The following candidate gene, LOC115705688, located in region 3, showed the highest similarity with AT2G35040. This gene encodes the protein phosphoribosylaminimidazole formamide formyltransferase, which belongs to the AICARFT/IMPCHase two-enzyme family proteins [60]. GO analysis showed that this gene was involved in nucleotide transport and metabolism, while KEGG pathway analysis showed the involvement of this gene in one-carbon (C1) metabolism. C1 metabolism is closely related to lignin biosynthesis [61–63]. Hemp lignification is one of the differentiation processes of bast fiber and core fiber.

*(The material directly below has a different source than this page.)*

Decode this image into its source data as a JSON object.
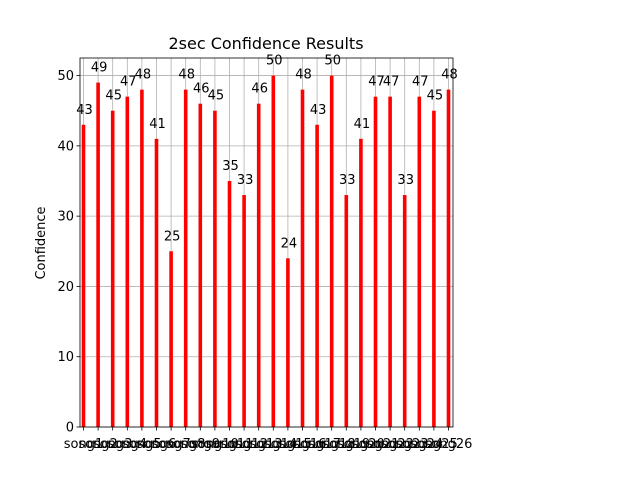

A comparative gene expression analysis of hemp bast fiber and core fiber showed that most of the coding proteins were involved in regulating C1 metabolism and lignin biosynthesis [64]. We conclude that LOC115705688 may participate in the lignification process to regulate hemp fiber content.
The final candidate gene, LOC115707511, located in region 4, had the highest similarity with WRKY transcription factor WRKY70. WRKY transcription factors belong to one of the largest transcription factor families discovered to date and participate in regulating development, signal transduction, and stress defense processes in various plants. WRKY executes transcriptional activation or inhibition in either a homodimeric or a heterodimeric form [65]. WRKY70 has also been reported to regulate jasmonic acid and salicylic acid signaling [66]. A study of cotton plants showed that the laccase gene GhLac1 regulates fiber initiation and elongation by coordinating jasmonic acid and flavonoid metabolism [67]. WRKY transcription factors are also found to be up-regulated in jute during early fiber development [68]. The jasmonic acid biosynthesis-related gene expression in adult stem nodes was higher in the phloem [69]. Therefore, we conclude collectively from all the studies that WRKY70 may affect fiber development by regulating the jasmonic acid pathway.
Our study highlights our novel identification of genes involved in regulating the fiber content trait of hemp by using the integrated SLAF-seq and BSA methods. The findings of our study have the potential to lay a good foundation for determining regulators of hemp breeding via molecular marker-assisted selection. However, further in-depth analysis and functional characterization of these candidate genes by transformation or assessment of mutation are required to delineate their roles in regulating hemp fiber content conclusively.